The server at https://tools-static.wmflabs.org/ broke around 2017-09-13T13:24. Investigation showed that nginx related Puppet configuration had changed recently (rOPUPfb85f58). @BBlack confirmed that a recent version of nginx would be needed to be compatible with the new configuration. A simple apt-get install nginx-common fixed the server by upgrading from 1.11.3-1+wmf2 to 1.11.10-1+wmf3.
There are a couple of issues this highlights that we should find better means of addressing:
- Toolforge and Cloud-VPS broadly depend on unattended-upgrades to keep system packages up to date. This dependency can cause problems both by upgrading things that should not be upgraded (T159254) and, as was seen here, not upgrading things that should be upgraded. It would be useful to have some standard practices and/or monitoring systems to make it easier for any Cloud VPS tenant to know when there are packages that are in need of upgrade due to security or required functionality changes.
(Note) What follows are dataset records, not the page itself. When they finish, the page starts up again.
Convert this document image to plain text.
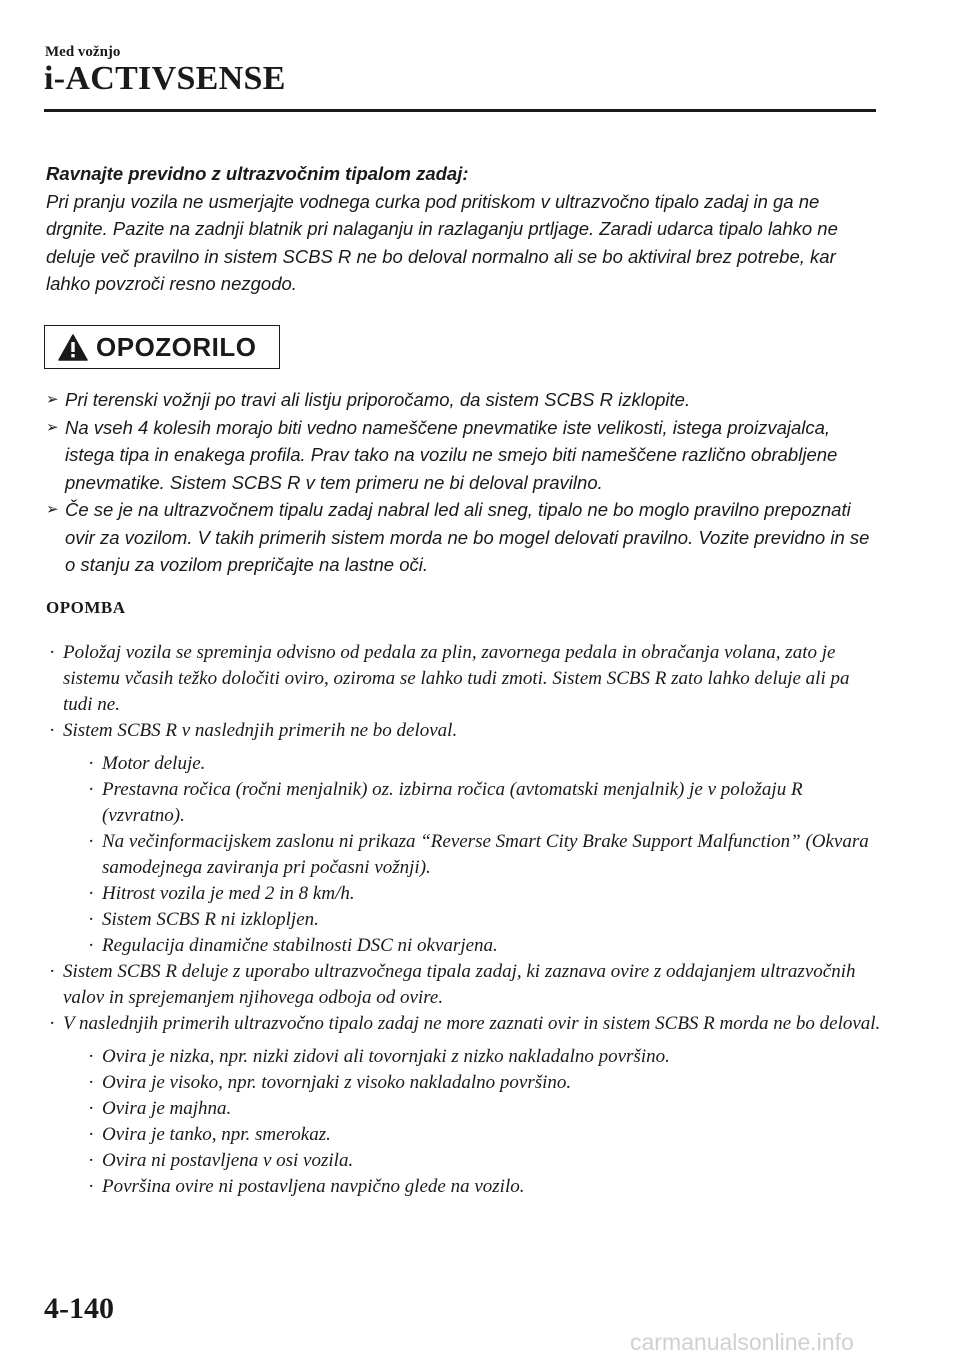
Med vožnjo
i-ACTIVSENSE
Ravnajte previdno z ultrazvočnim tipalom zadaj:
Pri pranju vozila ne usmerjajte vodnega curka pod pritiskom v ultrazvočno tipalo zadaj in ga ne drgnite. Pazite na zadnji blatnik pri nalaganju in razlaganju prtljage. Zaradi udarca tipalo lahko ne deluje več pravilno in sistem SCBS R ne bo deloval normalno ali se bo aktiviral brez potrebe, kar lahko povzroči resno nezgodo.
OPOZORILO
➢ Pri terenski vožnji po travi ali listju priporočamo, da sistem SCBS R izklopite.
➢ Na vseh 4 kolesih morajo biti vedno nameščene pnevmatike iste velikosti, istega proizvajalca, istega tipa in enakega profila. Prav tako na vozilu ne smejo biti nameščene različno obrabljene pnevmatike. Sistem SCBS R v tem primeru ne bi deloval pravilno.
➢ Če se je na ultrazvočnem tipalu zadaj nabral led ali sneg, tipalo ne bo moglo pravilno prepoznati ovir za vozilom. V takih primerih sistem morda ne bo mogel delovati pravilno. Vozite previdno in se o stanju za vozilom prepričajte na lastne oči.
OPOMBA
· Položaj vozila se spreminja odvisno od pedala za plin, zavornega pedala in obračanja volana, zato je sistemu včasih težko določiti oviro, oziroma se lahko tudi zmoti. Sistem SCBS R zato lahko deluje ali pa tudi ne.
· Sistem SCBS R v naslednjih primerih ne bo deloval.
· Motor deluje.
· Prestavna ročica (ročni menjalnik) oz. izbirna ročica (avtomatski menjalnik) je v položaju R (vzvratno).
· Na večinformacijskem zaslonu ni prikaza “Reverse Smart City Brake Support Malfunction” (Okvara samodejnega zaviranja pri počasni vožnji).
· Hitrost vozila je med 2 in 8 km/h.
· Sistem SCBS R ni izklopljen.
· Regulacija dinamične stabilnosti DSC ni okvarjena.
· Sistem SCBS R deluje z uporabo ultrazvočnega tipala zadaj, ki zaznava ovire z oddajanjem ultrazvočnih valov in sprejemanjem njihovega odboja od ovire.
· V naslednjih primerih ultrazvočno tipalo zadaj ne more zaznati ovir in sistem SCBS R morda ne bo deloval.
· Ovira je nizka, npr. nizki zidovi ali tovornjaki z nizko nakladalno površino.
· Ovira je visoko, npr. tovornjaki z visoko nakladalno površino.
· Ovira je majhna.
· Ovira je tanko, npr. smerokaz.
· Ovira ni postavljena v osi vozila.
· Površina ovire ni postavljena navpično glede na vozilo.
4-140
carmanualsonline.info
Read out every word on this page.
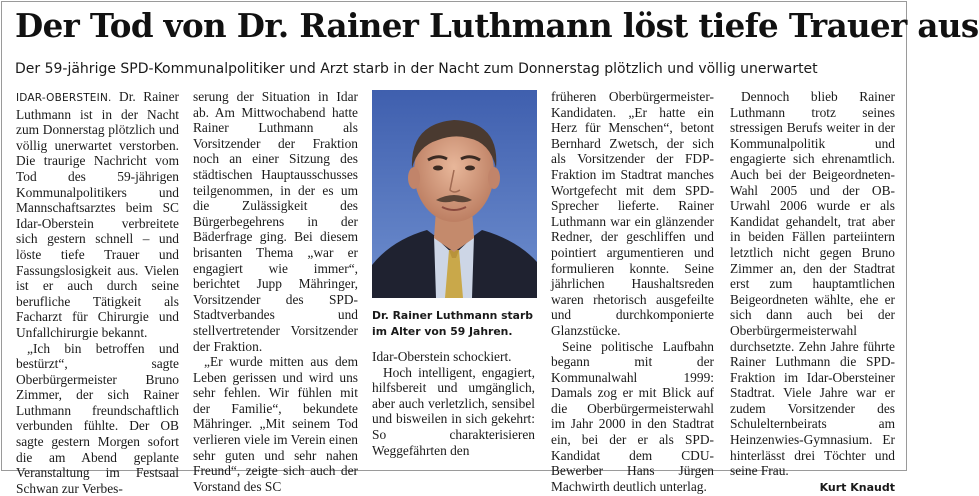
Der Tod von Dr. Rainer Luthmann löst tiefe Trauer aus
Der 59-jährige SPD-Kommunalpolitiker und Arzt starb in der Nacht zum Donnerstag plötzlich und völlig unerwartet

IDAR-OBERSTEIN. Dr. Rainer Luthmann ist in der Nacht zum Donnerstag plötzlich und völlig unerwartet verstorben. Die traurige Nachricht vom Tod des 59-jährigen Kommunalpolitikers und Mannschaftsarztes beim SC Idar-Oberstein verbreitete sich gestern schnell – und löste tiefe Trauer und Fassungslosigkeit aus. Vielen ist er auch durch seine berufliche Tätigkeit als Facharzt für Chirurgie und Unfallchirurgie bekannt.

„Ich bin betroffen und bestürzt“, sagte Oberbürgermeister Bruno Zimmer, der sich Rainer Luthmann freundschaftlich verbunden fühlte. Der OB sagte gestern Morgen sofort die am Abend geplante Veranstaltung im Festsaal Schwan zur Verbes-

serung der Situation in Idar ab. Am Mittwochabend hatte Rainer Luthmann als Vorsitzender der Fraktion noch an einer Sitzung des städtischen Hauptausschusses teilgenommen, in der es um die Zulässigkeit des Bürgerbegehrens in der Bäderfrage ging. Bei diesem brisanten Thema „war er engagiert wie immer“, berichtet Jupp Mähringer, Vorsitzender des SPD-Stadtverbandes und stellvertretender Vorsitzender der Fraktion.

„Er wurde mitten aus dem Leben gerissen und wird uns sehr fehlen. Wir fühlen mit der Familie“, bekundete Mähringer. „Mit seinem Tod verlieren viele im Verein einen sehr guten und sehr nahen Freund“, zeigte sich auch der Vorstand des SC

Dr. Rainer Luthmann starb im Alter von 59 Jahren.

Idar-Oberstein schockiert.

Hoch intelligent, engagiert, hilfsbereit und umgänglich, aber auch verletzlich, sensibel und bisweilen in sich gekehrt: So charakterisieren Weggefährten den

früheren Oberbürgermeister-Kandidaten. „Er hatte ein Herz für Menschen“, betont Bernhard Zwetsch, der sich als Vorsitzender der FDP-Fraktion im Stadtrat manches Wortgefecht mit dem SPD-Sprecher lieferte. Rainer Luthmann war ein glänzender Redner, der geschliffen und pointiert argumentieren und formulieren konnte. Seine jährlichen Haushaltsreden waren rhetorisch ausgefeilte und durchkomponierte Glanzstücke.

Seine politische Laufbahn begann mit der Kommunalwahl 1999: Damals zog er mit Blick auf die Oberbürgermeisterwahl im Jahr 2000 in den Stadtrat ein, bei der er als SPD-Kandidat dem CDU-Bewerber Hans Jürgen Machwirth deutlich unterlag.

Dennoch blieb Rainer Luthmann trotz seines stressigen Berufs weiter in der Kommunalpolitik und engagierte sich ehrenamtlich. Auch bei der Beigeordneten-Wahl 2005 und der OB-Urwahl 2006 wurde er als Kandidat gehandelt, trat aber in beiden Fällen parteiintern letztlich nicht gegen Bruno Zimmer an, den der Stadtrat erst zum hauptamtlichen Beigeordneten wählte, ehe er sich dann auch bei der Oberbürgermeisterwahl durchsetzte. Zehn Jahre führte Rainer Luthmann die SPD-Fraktion im Idar-Obersteiner Stadtrat. Viele Jahre war er zudem Vorsitzender des Schulelternbeirats am Heinzenwies-Gymnasium. Er hinterlässt drei Töchter und seine Frau.

Kurt Knaudt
- Puppet changes to shared components (apache, nginx, Puppet, HHVM, Kubernetes, etc) which are used in WMF's main server clusters, Cloud VPS / Toolforge infrastructure, and other Cloud VPS projects could be announced better. Its unreasonable to expect all such changes to be reviewed by everyone who might be impacted, but it would be nice to find a lightweight communication method of making others aware of changes which could cause a loss of service if packages are not up to date or when other manual interventions are needed.
These issues are separate, but at least in my mind, related. Loss of communication was a risk identified in the process of separating the cloud-services-team from the main SRE team. I don't think that this separation is the root cause of either of these issues, but it does exacerbate any existing gaps in signaling that existed prior to the split. There have long been communications lag and tooling differences which cause problems for some Cloud VPS tenants who are tracking upstream changes from production closely. If we can find communication methods that scale, we will be better able to serve both inter-team needs and the needs of our users.
In the case of the nginx upgrade issue, there was even intra-team confusion and/or tooling failure. A prior merge of the same patch (rOPUP1811def) on 2017-07-13 caused https://tools.wmflabs.org/ to fail. At that time nginx was manually upgraded on the tools-proxy-* and project-proxy nodes, but the tools-static-* hosts were not upgraded. This shows that there was a lack of knowledge (by me) of the locations of nginx deploys that are critical to Cloud Services operation, and that we do not have any functional signaling mechanism for out of sync package versions within Toolforge and likely other Cloud VPS projects.
As written this ticket is not easily directly actionable, but it can serve as a point to gather relevant discussion of the broad issues. We should fork off sub tasks as more actionable issues are uncovered by the discussion.